AAA has projected 72.2 million Americans will travel at least 50 miles from home during Independence Day week which is from June 27th to July 5th, 2026, surpassing last year’s record of 71.8 million. Yet, the real story isn’t the headline number, but where those travelers are going and what they’re deliberately avoiding.
July 4th is 11 days away and America is moving, 72.2 million people of it. This is a figure, released by AAA on June 17th, that sets another record for Independence Day travel volume. But hidden beneath the headline is a more commercially interesting story. Because for the first time, the fastest-growing segment of July 4th travel is not cars and even not flights. It is cruises.
Why This July 4th Matters?
AAA projects 4.93 million Americans will travel by modes including buses, trains, and cruises over Independence Day week that is a 5.3% increase from last year. It is even surpassing 2019’s pre-pandemic figure of 4.79 million travelers. However Car travel, by contrast, is essentially flat as according to the AAA, they have projected 61.4 million people will travel by car over July 4th week which is nearly identical to last year’s 61.3 million.
Air travel is in the same flat line area and for good reason. Considering the airline stories of flight disruptions, rolling cancellations, and rising airfares have eroded confidence in domestic aviation and precisely when summer travel demand is at its peak. The number of travelers driving and flying is honestly the same compared to last year, while travel by other modes like including cruises, is the category that is seeing the biggest increase, according to Mainstreet Daily News
But when we are talking about the cruise industry, the direction of travel is clear. AAA projected back in October 2025 that 21.7 million Americans would take ocean cruises in 2026. And this is a 4.5% increase from 2025 which in itself was a record year. The July 4th data only confirms this trajectory is not just holding, it is accelerating. AAA Newsroom
Why Cruises Are Winning the July 4th Weekend
The commercial logic is quite straightforward- Travelers are drawn to cruise vacations because they know how much the trip will cost upfront and along with all-inclusive dining, entertainment options, and multiple destinations bundled into a single price. In a summer where domestic airfares are up nearly $100 year-on-year, not to mention, hotel rates in popular destinations are at record highs, and with all the flight cancellations that feel like a routine risk rather than an exception, the predictability of a cruise package is not just a minor benefit anymore but it is the entire value proposition.
And for families travelling with children, the math is particularly attractive. A cruise that bundles accommodation, food, entertainment, and multiple destinations into one upfront price completely cancels out the cascading cost surprises like the restaurant bill, the resort fee, the theme park ticket, all the things, that make land-based July 4th holidays significantly more expensive than they appear when their booked firsthand.
Where the Ships Are Departing
The maritime surge for July 4th is heavily concentrated at ports in Miami, Port Canaveral, Galveston, and Los Angeles. These are the four busiest cruise embarkation points in the United States. Miami and Port Canaveral serve the Caribbean, which is the most popular cruise destination for American travelers. Galveston serves the Western Caribbean and Mexico, while Los Angeles serves the Mexican Riviera and Alaska.

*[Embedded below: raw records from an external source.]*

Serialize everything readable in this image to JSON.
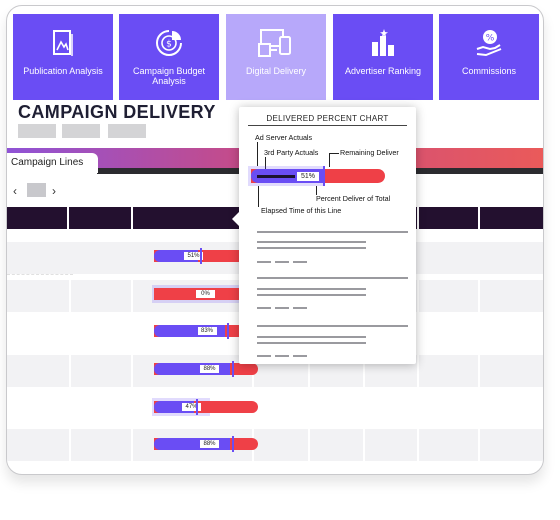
{
  "tiles": [
    {
      "label": "Publication Analysis",
      "icon": "publication-analysis-icon",
      "active": false
    },
    {
      "label": "Campaign Budget Analysis",
      "icon": "campaign-budget-icon",
      "active": false
    },
    {
      "label": "Digital Delivery",
      "icon": "digital-delivery-icon",
      "active": true
    },
    {
      "label": "Advertiser Ranking",
      "icon": "advertiser-ranking-icon",
      "active": false
    },
    {
      "label": "Commissions",
      "icon": "commissions-icon",
      "active": false
    }
  ],
  "page_title": "CAMPAIGN DELIVERY",
  "tab": {
    "label": "Campaign Lines"
  },
  "pager": {
    "prev": "‹",
    "next": "›"
  },
  "rows": [
    {
      "pct_label": "51%",
      "percent": 51
    },
    {
      "pct_label": "0%",
      "percent": 0
    },
    {
      "pct_label": "83%",
      "percent": 83
    },
    {
      "pct_label": "88%",
      "percent": 88
    },
    {
      "pct_label": "47%",
      "percent": 47
    },
    {
      "pct_label": "88%",
      "percent": 88
    }
  ],
  "legend_popup": {
    "title": "DELIVERED PERCENT CHART",
    "sample_pct": "51%",
    "labels": {
      "ad_server": "Ad Server Actuals",
      "third_party": "3rd Party Actuals",
      "remaining": "Remaining Deliver",
      "percent_total": "Percent Deliver of Total",
      "elapsed": "Elapsed Time of this Line"
    }
  },
  "colors": {
    "primary": "#6a4df4",
    "active_tile": "#b7a8fa",
    "remaining": "#ef4047",
    "header_dark": "#23102f"
  }
}
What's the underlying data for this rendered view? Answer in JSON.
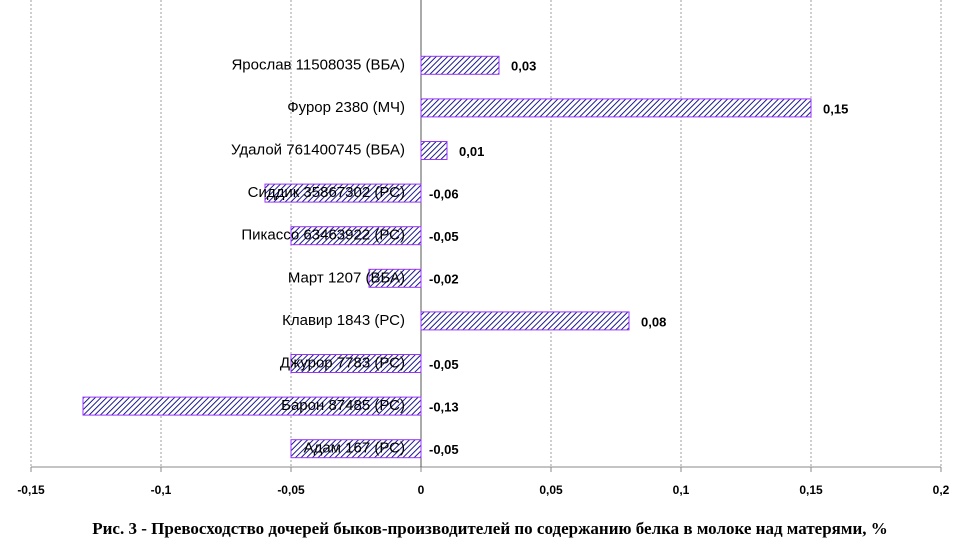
{
  "chart_data": {
    "type": "hbar",
    "caption": "Рис. 3 - Превосходство дочерей быков-производителей по содержанию белка в молоке над матерями, %",
    "categories": [
      "Ярослав 11508035 (ВБА)",
      "Фурор 2380 (МЧ)",
      "Удалой 761400745 (ВБА)",
      "Сиддик 35867302 (РС)",
      "Пикассо 63463922 (РС)",
      "Март 1207 (ВБА)",
      "Клавир 1843 (РС)",
      "Джурор 7783 (РС)",
      "Барон 87485 (РС)",
      "Адам 167 (РС)"
    ],
    "values": [
      0.03,
      0.15,
      0.01,
      -0.06,
      -0.05,
      -0.02,
      0.08,
      -0.05,
      -0.13,
      -0.05
    ],
    "value_labels": [
      "0,03",
      "0,15",
      "0,01",
      "-0,06",
      "-0,05",
      "-0,02",
      "0,08",
      "-0,05",
      "-0,13",
      "-0,05"
    ],
    "color": "#9933ff",
    "xlim": [
      -0.15,
      0.2
    ],
    "xticks": [
      {
        "value": -0.15,
        "label": "-0,15"
      },
      {
        "value": -0.1,
        "label": "-0,1"
      },
      {
        "value": -0.05,
        "label": "-0,05"
      },
      0,
      {
        "value": 0.05,
        "label": "0,05"
      },
      {
        "value": 0.1,
        "label": "0,1"
      },
      {
        "value": 0.15,
        "label": "0,15"
      },
      {
        "value": 0.2,
        "label": "0,2"
      }
    ],
    "grid": true
  }
}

Alaska cruises are currently in peak season, and that is why Seattle, Anchorage, and Fairbanks rank among the top domestic destinations for July 4th week. All the Alaska itineraries, which typically depart from Seattle and Vancouver, are also benefitting from strong Canadian demand too. Vancouver has literally topped the international destination list for AAA members this July.
What This Means for the Travel Trade
The July 4th 2026 data is the clearest sign yet of a structural shift in how Americans think about holiday travel and this something to note down for cruise lines, operators, and travel agents. The post-pandemic cruise boom is not softening, on the contrary it is deepening and expanding into demographics and holiday windows that were once solely dominated by air-and-hotel combinations.
For airlines and traditional hospitality operators, the message is a bit less comfortable. When the fastest-growing segment of the country’s biggest travel week is the one that bypasses you entirely, that is not a temporary disruption and is a wake-up call. This a competitive repositioning, and it is already underway.
America hits the water in 11 days. The ships are ready.
Editorial Disclaimer: Travel volume projections and mode-of-transport data cited in this article are sourced from AAA’s official July 4th 2026 travel forecast, published June 17, 2026, in partnership with SPGMI and Tourism Economics. Additional data sourced from AAA’s 2026 cruise forecast published October 2025. Cover Page Media has not independently verified all figures. Forecasts reflect projections made prior to the travel period and may not reflect final outcomes.